Life Long Dream to Golf Competitively Realized by Cerebral Palsy Patient
“Can’t” is not a word in Jason Faircloth’s vocabulary. Jason, a 39-year-old man born with cerebral palsy, has been showing people he’s more than his disability from an early age. From birth, doctors told his parents that Jason may never be able to walk. He was walking by age five. They also said he may have trouble talking. Now, Jason often speaks in interviews and to crowds about his life with cerebral palsy. Jason’s greatest passion, however, is golf.Who is Jason Faircloth?
After Jason’s cerebral palsy diagnosis at an early age, his parents – Hicks and Mylinda Faircloth – enrolled him in physical, speech, and occupational therapies three times per week. He also had to wear casts and leg braces growing up, to help build and maintain muscle strength in his legs. The braces helped Jason’s legs develop straight, instead of curved. A few times per year, every year until Jason was out of high school, his parents would take Jason to see a cerebral palsy specialist: Dr. Greene at the University of Chapel Hill.
Jason, however, always wanted people to know him for more than just his disability. He has continuously challenged people’s misconceptions surrounding cerebral palsy, teaching others about the disability by “going out and living life and doing everything the other guys do,” as he once said in an interview. Jason uses golf and his other activities to show that a cerebral palsy diagnosis does not have to define a person. Jason also encourages others with the condition to pursue their passions, no matter how far away they may seem at first.Jason’s Amazing Rise to Amateur Golf
Jason was born to be on the green. He discovered his love for golf at age 12, when he saw a neighbor near his home in Clinton, North Carolina chipping a golf ball in the yard. From then on, Jason did everything he could to be around the game.
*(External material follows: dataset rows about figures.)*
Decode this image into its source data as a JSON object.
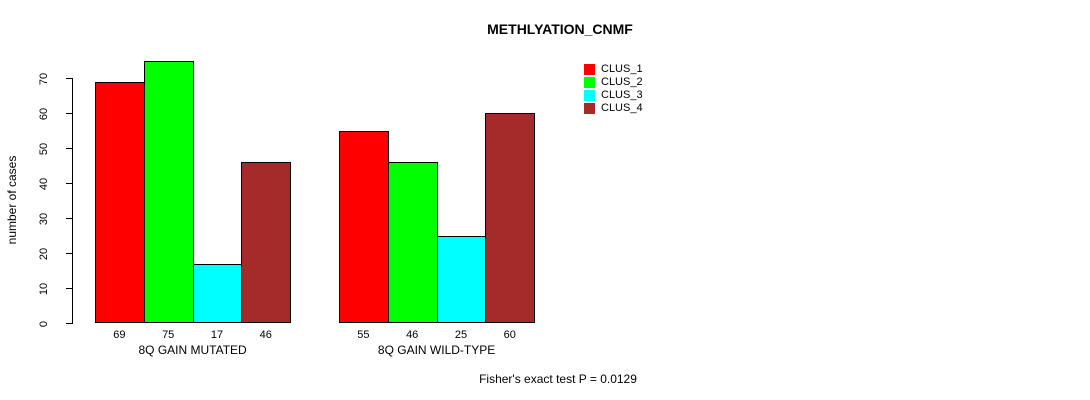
{
  "chart_data": {
    "type": "bar",
    "title": "METHLYATION_CNMF",
    "ylabel": "number of cases",
    "xlabel": "",
    "ylim": [
      0,
      75
    ],
    "yticks": [
      0,
      10,
      20,
      30,
      40,
      50,
      60,
      70
    ],
    "categories": [
      "8Q GAIN MUTATED",
      "8Q GAIN WILD-TYPE"
    ],
    "series": [
      {
        "name": "CLUS_1",
        "color": "#FF0000",
        "values": [
          69,
          55
        ]
      },
      {
        "name": "CLUS_2",
        "color": "#00FF00",
        "values": [
          75,
          46
        ]
      },
      {
        "name": "CLUS_3",
        "color": "#00FFFF",
        "values": [
          17,
          25
        ]
      },
      {
        "name": "CLUS_4",
        "color": "#A52A2A",
        "values": [
          46,
          60
        ]
      }
    ],
    "bar_value_labels": {
      "8Q GAIN MUTATED": [
        69,
        75,
        17,
        46
      ],
      "8Q GAIN WILD-TYPE": [
        55,
        46,
        25,
        60
      ]
    },
    "annotation": "Fisher's exact test P = 0.0129",
    "legend_position": "right-top",
    "grid": false,
    "background_color": "#FFFFFF",
    "axis_color": "#000000"
  }
}
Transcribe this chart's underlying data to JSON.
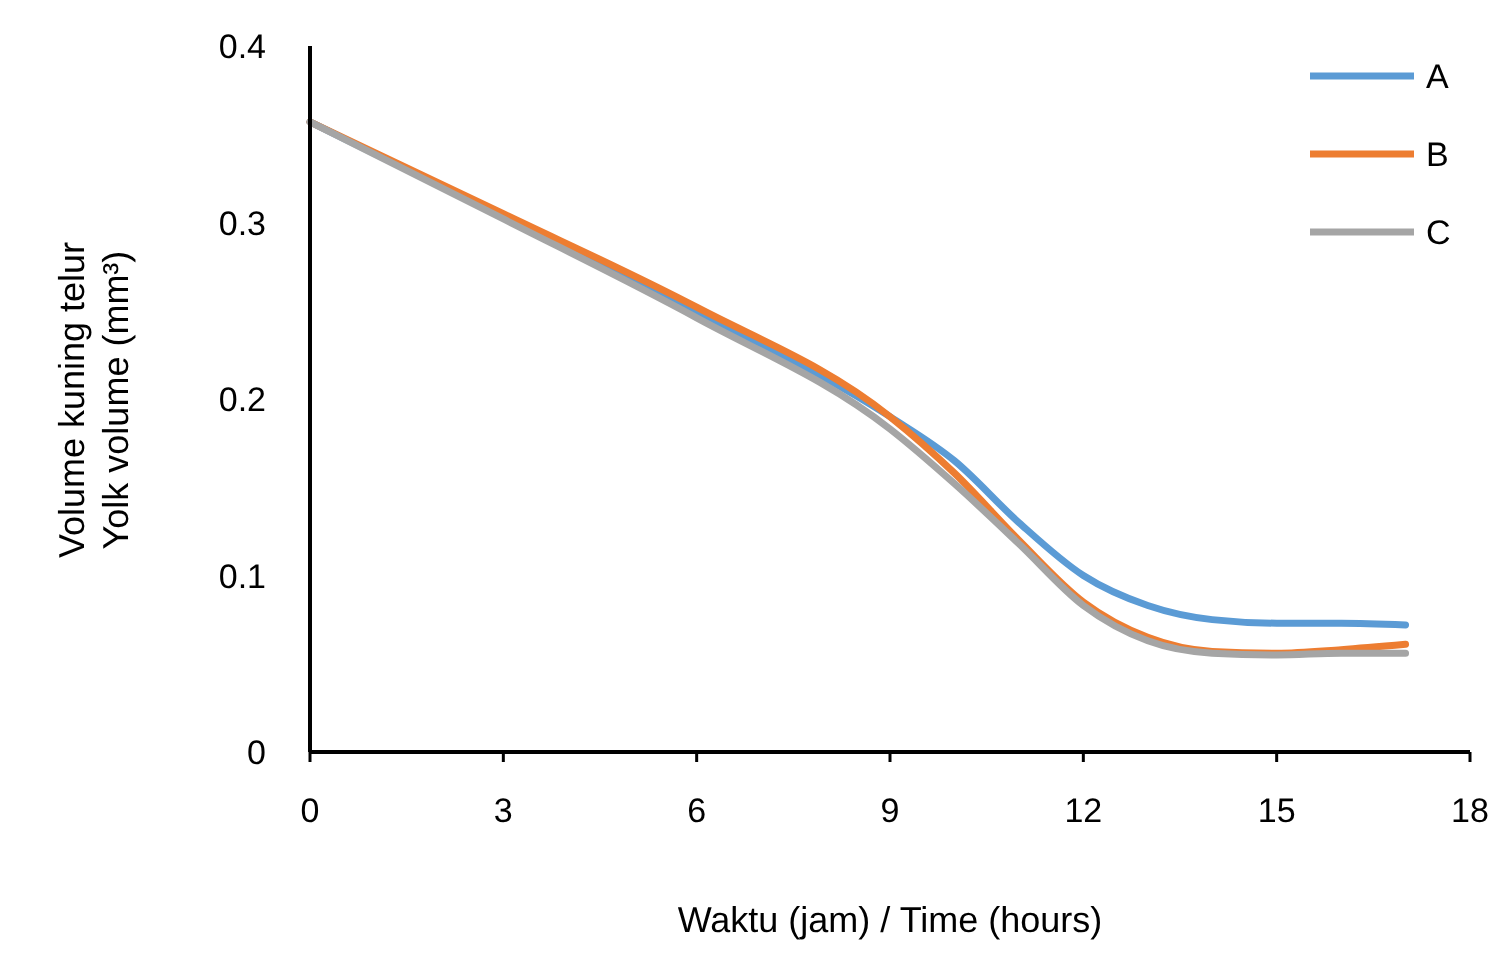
{
  "chart_data": {
    "type": "line",
    "xlabel": "Waktu (jam) / Time (hours)",
    "ylabel": "Volume kuning telur\nYolk volume (mm³)",
    "x": [
      0,
      3,
      6,
      9,
      10,
      11,
      12,
      13,
      14,
      15,
      16,
      17
    ],
    "series": [
      {
        "name": "A",
        "color": "#5b9bd5",
        "values": [
          0.357,
          0.303,
          0.249,
          0.19,
          0.165,
          0.13,
          0.1,
          0.083,
          0.075,
          0.073,
          0.073,
          0.072
        ]
      },
      {
        "name": "B",
        "color": "#ed7d31",
        "values": [
          0.357,
          0.305,
          0.252,
          0.19,
          0.158,
          0.12,
          0.085,
          0.065,
          0.057,
          0.056,
          0.058,
          0.061
        ]
      },
      {
        "name": "C",
        "color": "#a5a5a5",
        "values": [
          0.357,
          0.302,
          0.246,
          0.183,
          0.152,
          0.118,
          0.083,
          0.063,
          0.056,
          0.055,
          0.056,
          0.056
        ]
      }
    ],
    "xlim": [
      0,
      18
    ],
    "xticks": [
      0,
      3,
      6,
      9,
      12,
      15,
      18
    ],
    "ylim": [
      0,
      0.4
    ],
    "yticks": [
      0,
      0.1,
      0.2,
      0.3,
      0.4
    ],
    "grid": false,
    "legend": "top right",
    "line_style": "solid"
  }
}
Despite physical and cognitive challenges, Jason joined his Lakewood High School golf team, and continued playing long after graduation. His cerebral palsy affects “every part of his life,” according to Jason – yet he never let it stop him from playing the beloved sport.
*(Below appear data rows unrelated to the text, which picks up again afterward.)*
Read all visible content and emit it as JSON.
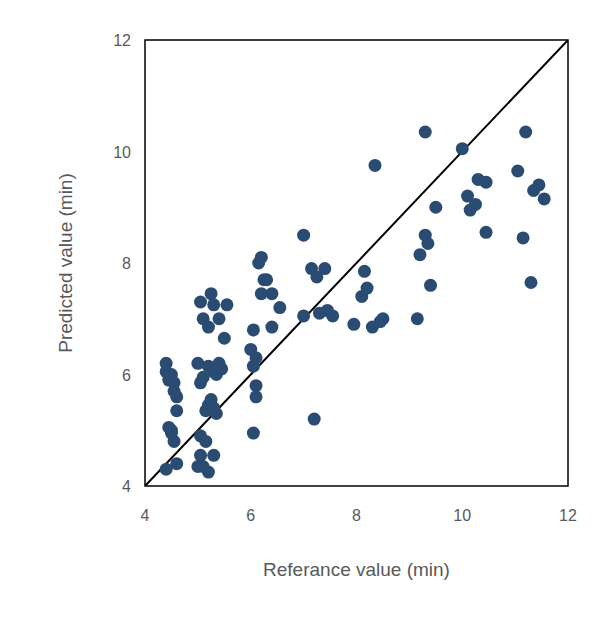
{
  "chart_data": {
    "type": "scatter",
    "xlabel": "Referance value (min)",
    "ylabel": "Predicted value (min)",
    "color": "#2b4c72",
    "marker": "circle",
    "xlim": [
      4,
      12
    ],
    "ylim": [
      4,
      12
    ],
    "xticks": [
      4,
      6,
      8,
      10,
      12
    ],
    "yticks": [
      4,
      6,
      8,
      10,
      12
    ],
    "x": [
      4.4,
      4.4,
      4.45,
      4.5,
      4.55,
      4.55,
      4.6,
      4.6,
      4.45,
      4.5,
      4.55,
      4.4,
      4.6,
      4.5,
      5.05,
      5.25,
      5.3,
      5.1,
      5.2,
      5.4,
      5.55,
      5.5,
      5.0,
      5.2,
      5.3,
      5.4,
      5.45,
      5.35,
      5.05,
      5.1,
      5.25,
      5.2,
      5.15,
      5.3,
      5.35,
      5.05,
      5.15,
      5.05,
      5.3,
      5.1,
      5.2,
      5.0,
      6.05,
      6.0,
      6.1,
      6.05,
      6.1,
      6.1,
      6.05,
      6.15,
      6.2,
      6.25,
      6.3,
      6.2,
      6.4,
      6.55,
      6.4,
      7.0,
      7.0,
      7.15,
      7.25,
      7.4,
      7.3,
      7.45,
      7.55,
      7.2,
      7.95,
      8.1,
      8.2,
      8.15,
      8.3,
      8.45,
      8.5,
      8.35,
      9.15,
      9.2,
      9.3,
      9.35,
      9.4,
      9.3,
      9.5,
      10.0,
      10.1,
      10.15,
      10.25,
      10.3,
      10.45,
      10.45,
      11.05,
      11.15,
      11.2,
      11.3,
      11.35,
      11.45,
      11.55
    ],
    "y": [
      6.2,
      6.05,
      5.9,
      6.0,
      5.85,
      5.7,
      5.6,
      5.35,
      5.05,
      4.95,
      4.8,
      4.3,
      4.4,
      5.0,
      7.3,
      7.45,
      7.25,
      7.0,
      6.85,
      7.0,
      7.25,
      6.65,
      6.2,
      6.15,
      6.05,
      6.2,
      6.1,
      6.0,
      5.85,
      5.95,
      5.55,
      5.45,
      5.35,
      5.4,
      5.3,
      4.9,
      4.8,
      4.55,
      4.55,
      4.35,
      4.25,
      4.35,
      6.8,
      6.45,
      6.3,
      6.15,
      5.8,
      5.6,
      4.95,
      8.0,
      8.1,
      7.7,
      7.7,
      7.45,
      7.45,
      7.2,
      6.85,
      8.5,
      7.05,
      7.9,
      7.75,
      7.9,
      7.1,
      7.15,
      7.05,
      5.2,
      6.9,
      7.4,
      7.55,
      7.85,
      6.85,
      6.95,
      7.0,
      9.75,
      7.0,
      8.15,
      8.5,
      8.35,
      7.6,
      10.35,
      9.0,
      10.05,
      9.2,
      8.95,
      9.05,
      9.5,
      9.45,
      8.55,
      9.65,
      8.45,
      10.35,
      7.65,
      9.3,
      9.4,
      9.15
    ]
  }
}
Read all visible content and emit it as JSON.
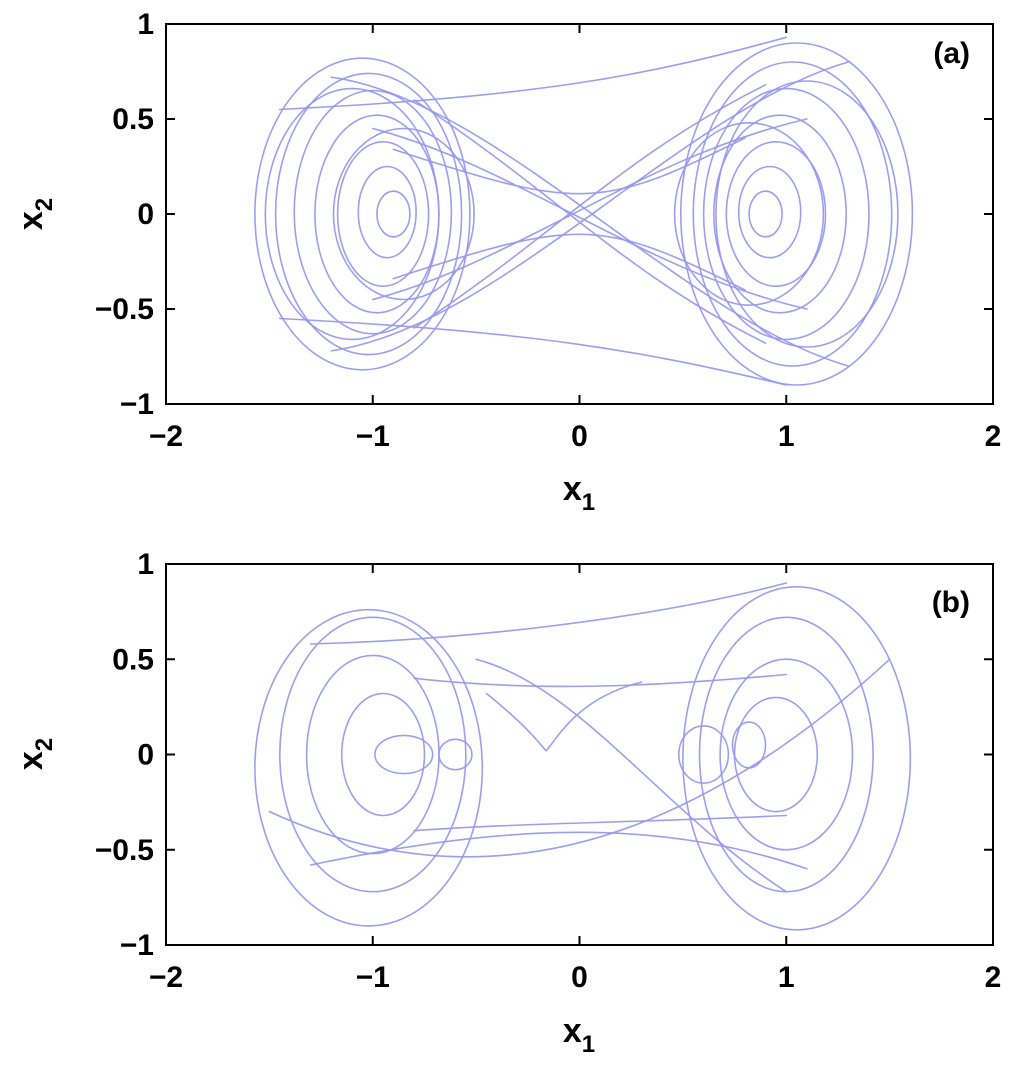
{
  "chart_data": [
    {
      "type": "line",
      "panel_label": "(a)",
      "xlabel": {
        "main": "x",
        "sub": "1"
      },
      "ylabel": {
        "main": "x",
        "sub": "2"
      },
      "xlim": [
        -2,
        2
      ],
      "ylim": [
        -1,
        1
      ],
      "xticks": [
        -2,
        -1,
        0,
        1,
        2
      ],
      "xtick_labels": [
        "−2",
        "−1",
        "0",
        "1",
        "2"
      ],
      "yticks": [
        -1,
        -0.5,
        0,
        0.5,
        1
      ],
      "ytick_labels": [
        "−1",
        "−0.5",
        "0",
        "0.5",
        "1"
      ],
      "grid": false,
      "line_color": "#9999ee",
      "loops": [
        {
          "cx": -1.05,
          "cy": 0.0,
          "rx": 0.52,
          "ry": 0.82
        },
        {
          "cx": -1.02,
          "cy": 0.0,
          "rx": 0.45,
          "ry": 0.74
        },
        {
          "cx": -1.0,
          "cy": 0.01,
          "rx": 0.38,
          "ry": 0.64
        },
        {
          "cx": -0.98,
          "cy": 0.0,
          "rx": 0.3,
          "ry": 0.52
        },
        {
          "cx": -0.95,
          "cy": 0.0,
          "rx": 0.22,
          "ry": 0.38
        },
        {
          "cx": -0.93,
          "cy": 0.01,
          "rx": 0.14,
          "ry": 0.24
        },
        {
          "cx": -0.9,
          "cy": 0.0,
          "rx": 0.08,
          "ry": 0.12
        },
        {
          "cx": -1.1,
          "cy": 0.0,
          "rx": 0.42,
          "ry": 0.66
        },
        {
          "cx": -0.85,
          "cy": 0.0,
          "rx": 0.34,
          "ry": 0.45
        },
        {
          "cx": 1.05,
          "cy": 0.0,
          "rx": 0.56,
          "ry": 0.9
        },
        {
          "cx": 1.03,
          "cy": 0.0,
          "rx": 0.48,
          "ry": 0.8
        },
        {
          "cx": 1.0,
          "cy": 0.0,
          "rx": 0.4,
          "ry": 0.66
        },
        {
          "cx": 0.97,
          "cy": 0.0,
          "rx": 0.32,
          "ry": 0.52
        },
        {
          "cx": 0.95,
          "cy": 0.0,
          "rx": 0.24,
          "ry": 0.38
        },
        {
          "cx": 0.92,
          "cy": 0.01,
          "rx": 0.15,
          "ry": 0.24
        },
        {
          "cx": 0.9,
          "cy": 0.0,
          "rx": 0.08,
          "ry": 0.12
        },
        {
          "cx": 1.1,
          "cy": 0.0,
          "rx": 0.44,
          "ry": 0.7
        },
        {
          "cx": 0.82,
          "cy": 0.0,
          "rx": 0.36,
          "ry": 0.48
        }
      ],
      "crossings": [
        [
          [
            -1.2,
            0.72
          ],
          [
            -0.4,
            0.6
          ],
          [
            0.5,
            -0.55
          ],
          [
            1.3,
            -0.8
          ]
        ],
        [
          [
            -1.2,
            -0.72
          ],
          [
            -0.4,
            -0.6
          ],
          [
            0.5,
            0.55
          ],
          [
            1.3,
            0.8
          ]
        ],
        [
          [
            -1.45,
            0.55
          ],
          [
            -0.2,
            0.62
          ],
          [
            0.3,
            0.72
          ],
          [
            1.0,
            0.93
          ]
        ],
        [
          [
            -1.45,
            -0.55
          ],
          [
            -0.2,
            -0.62
          ],
          [
            0.3,
            -0.72
          ],
          [
            1.0,
            -0.9
          ]
        ],
        [
          [
            -0.8,
            0.6
          ],
          [
            -0.1,
            0.1
          ],
          [
            0.2,
            -0.3
          ],
          [
            0.9,
            -0.68
          ]
        ],
        [
          [
            -0.8,
            -0.6
          ],
          [
            -0.1,
            -0.1
          ],
          [
            0.2,
            0.3
          ],
          [
            0.9,
            0.68
          ]
        ],
        [
          [
            -0.9,
            0.34
          ],
          [
            0.0,
            0.02
          ],
          [
            0.1,
            0.02
          ],
          [
            0.8,
            0.4
          ]
        ],
        [
          [
            -0.9,
            -0.34
          ],
          [
            0.0,
            -0.02
          ],
          [
            0.1,
            -0.02
          ],
          [
            0.8,
            -0.4
          ]
        ],
        [
          [
            -1.0,
            0.45
          ],
          [
            -0.3,
            0.25
          ],
          [
            0.3,
            -0.3
          ],
          [
            1.1,
            -0.5
          ]
        ],
        [
          [
            -1.0,
            -0.45
          ],
          [
            -0.3,
            -0.25
          ],
          [
            0.3,
            0.3
          ],
          [
            1.1,
            0.5
          ]
        ]
      ]
    },
    {
      "type": "line",
      "panel_label": "(b)",
      "xlabel": {
        "main": "x",
        "sub": "1"
      },
      "ylabel": {
        "main": "x",
        "sub": "2"
      },
      "xlim": [
        -2,
        2
      ],
      "ylim": [
        -1,
        1
      ],
      "xticks": [
        -2,
        -1,
        0,
        1,
        2
      ],
      "xtick_labels": [
        "−2",
        "−1",
        "0",
        "1",
        "2"
      ],
      "yticks": [
        -1,
        -0.5,
        0,
        0.5,
        1
      ],
      "ytick_labels": [
        "−1",
        "−0.5",
        "0",
        "0.5",
        "1"
      ],
      "grid": false,
      "line_color": "#9999ee",
      "loops": [
        {
          "cx": -1.02,
          "cy": -0.07,
          "rx": 0.55,
          "ry": 0.83
        },
        {
          "cx": -1.0,
          "cy": 0.0,
          "rx": 0.45,
          "ry": 0.72
        },
        {
          "cx": -1.0,
          "cy": 0.0,
          "rx": 0.32,
          "ry": 0.52
        },
        {
          "cx": -0.95,
          "cy": 0.0,
          "rx": 0.2,
          "ry": 0.32
        },
        {
          "cx": -0.85,
          "cy": 0.0,
          "rx": 0.14,
          "ry": 0.1
        },
        {
          "cx": -0.6,
          "cy": 0.0,
          "rx": 0.08,
          "ry": 0.08
        },
        {
          "cx": 1.05,
          "cy": -0.02,
          "rx": 0.55,
          "ry": 0.9
        },
        {
          "cx": 1.0,
          "cy": 0.0,
          "rx": 0.42,
          "ry": 0.72
        },
        {
          "cx": 1.0,
          "cy": 0.0,
          "rx": 0.32,
          "ry": 0.5
        },
        {
          "cx": 0.95,
          "cy": 0.0,
          "rx": 0.2,
          "ry": 0.3
        },
        {
          "cx": 0.82,
          "cy": 0.05,
          "rx": 0.08,
          "ry": 0.12
        },
        {
          "cx": 0.6,
          "cy": 0.0,
          "rx": 0.12,
          "ry": 0.15
        }
      ],
      "crossings": [
        [
          [
            -1.3,
            0.58
          ],
          [
            -0.6,
            0.6
          ],
          [
            0.3,
            0.7
          ],
          [
            1.0,
            0.9
          ]
        ],
        [
          [
            -1.3,
            -0.58
          ],
          [
            -0.5,
            -0.4
          ],
          [
            0.3,
            -0.3
          ],
          [
            1.1,
            -0.6
          ]
        ],
        [
          [
            -0.8,
            0.4
          ],
          [
            -0.3,
            0.34
          ],
          [
            0.2,
            0.34
          ],
          [
            1.0,
            0.42
          ]
        ],
        [
          [
            -0.8,
            -0.4
          ],
          [
            -0.3,
            -0.36
          ],
          [
            0.2,
            -0.36
          ],
          [
            1.0,
            -0.32
          ]
        ],
        [
          [
            -0.45,
            0.32
          ],
          [
            -0.2,
            0.1
          ],
          [
            -0.18,
            0.03
          ],
          [
            -0.16,
            0.02
          ]
        ],
        [
          [
            -0.16,
            0.02
          ],
          [
            -0.1,
            0.1
          ],
          [
            0.0,
            0.3
          ],
          [
            0.3,
            0.38
          ]
        ],
        [
          [
            -0.5,
            0.5
          ],
          [
            0.0,
            0.36
          ],
          [
            0.4,
            -0.3
          ],
          [
            1.0,
            -0.72
          ]
        ],
        [
          [
            -1.5,
            -0.3
          ],
          [
            -0.5,
            -0.8
          ],
          [
            0.5,
            -0.5
          ],
          [
            1.5,
            0.5
          ]
        ]
      ]
    }
  ]
}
Jason attended Sampson Community College, pursing a degree in Business Administration. Golf, however, kept calling. In 2001, Jason volunteered for the U.S. Open and the U.S. Women’s Open. He saw how pro golfers prepared for the championships, and how everything works behind the scenes. He returned to volunteer again in 2005, 2007, and 2014. It was in 2011, however, that Jason fulfilled his lifelong dream to golf competitively. Jason became the first American to play in the Disabled British Open in St. Andrews.
Jason says he never really considered disabled-only golf tournaments until he found out about the Disabled British Open. He realized how big the event was, and what a great opportunity it could be for him. Jason played as one of just three people with cerebral palsy in the 2011 Disabled British Open, along with 87 other golfers total. He came in 6th place in his category, and 32nd place overall. The next year, he returned to St. Andrews for the 2012 Disabled British Open , and came in 2nd.The United States Disabled Golf Association
Jason didn’t stop with becoming the first American to play in the Disabled British Open, however. He took his passion for golf a step further. Jason founded the United States Disabled Golf Association (USDGA), an association for disabled golfers in the U.S. He created the organization because he wanted the U.S. to have an event like the Disabled British Open, and like similar events many other countries have for disabled golfers.
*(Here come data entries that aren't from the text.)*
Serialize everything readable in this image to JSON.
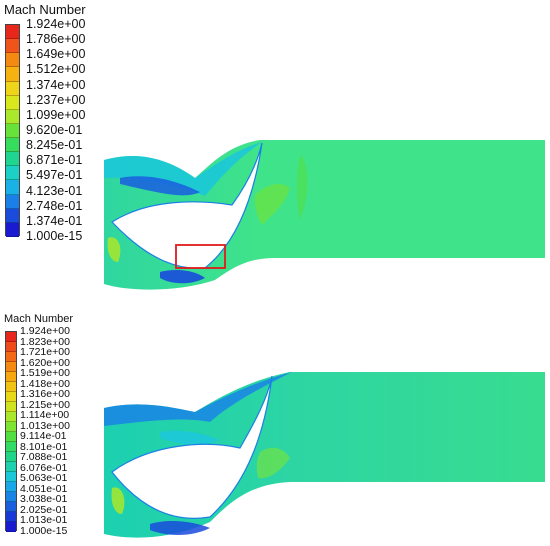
{
  "top_panel": {
    "legend_title": "Mach Number",
    "ticks": [
      "1.924e+00",
      "1.786e+00",
      "1.649e+00",
      "1.512e+00",
      "1.374e+00",
      "1.237e+00",
      "1.099e+00",
      "9.620e-01",
      "8.245e-01",
      "6.871e-01",
      "5.497e-01",
      "4.123e-01",
      "2.748e-01",
      "1.374e-01",
      "1.000e-15"
    ],
    "colors": [
      "#e8271c",
      "#f0541a",
      "#f58a12",
      "#f5b210",
      "#eed51a",
      "#d8e81c",
      "#a9e82a",
      "#66e23a",
      "#36dc5c",
      "#1fd58f",
      "#1cd0c6",
      "#1ab1e6",
      "#1a7fe6",
      "#1a4bdc",
      "#1a1ad0"
    ]
  },
  "bottom_panel": {
    "legend_title": "Mach Number",
    "ticks": [
      "1.924e+00",
      "1.823e+00",
      "1.721e+00",
      "1.620e+00",
      "1.519e+00",
      "1.418e+00",
      "1.316e+00",
      "1.215e+00",
      "1.114e+00",
      "1.013e+00",
      "9.114e-01",
      "8.101e-01",
      "7.088e-01",
      "6.076e-01",
      "5.063e-01",
      "4.051e-01",
      "3.038e-01",
      "2.025e-01",
      "1.013e-01",
      "1.000e-15"
    ],
    "colors": [
      "#e8271c",
      "#ee4a1a",
      "#f26a16",
      "#f58a12",
      "#f5a810",
      "#f2c412",
      "#e8d81a",
      "#cfe41e",
      "#a9e82a",
      "#7de434",
      "#52df44",
      "#32da66",
      "#20d58a",
      "#1cd0b0",
      "#1cc8d8",
      "#1aa8e8",
      "#1a84e6",
      "#1a5ee0",
      "#1a3ad8",
      "#1a1ad0"
    ]
  },
  "colors": {
    "field_base": "#3fe38a",
    "high_speed": "#a9e82a",
    "low_speed": "#1a4bdc",
    "highlight_box": "#e01b1b"
  }
}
Jason believes the USDGA can successfully organize competitions based on the number of Americans with disabilities and the number of golf courses in the country. Jason hopes to make the USDGA Open one of the best golf championships of its kind in the world. The USDGA hosted its first tournament in May 2018, modeled after the Disabled British Open. It had a total of 48 golfers. The USDGA is currently organizing the 2019 Open, which Jason hopes will be even bigger.Jason’s Lesson for Other Children With Cerebral Palsy
Cerebral palsy does not have to define who you are, or limit the lives of your children. Despite Jason’s disabling cerebral palsy, he achieved his dream of golfing competitively, played on one of the most prestigious courses in the world, and now helps others with disabilities do the same. If Jason hadn’t pursued his dreams and continuously pushed himself to do better – with help from his parents – the USDGA would not exist.
Golfer Jason Faircloth is a great role model for all children with cerebral palsy. He has constantly proven doubters wrong, achieving more than his physicians originally thought possible. Not only is Jason walking and talking; he’s golfing, working, and helping others achieve great things as well. With treatments, determination, and optimism, children with cerebral palsy can fulfill their dreams for the future.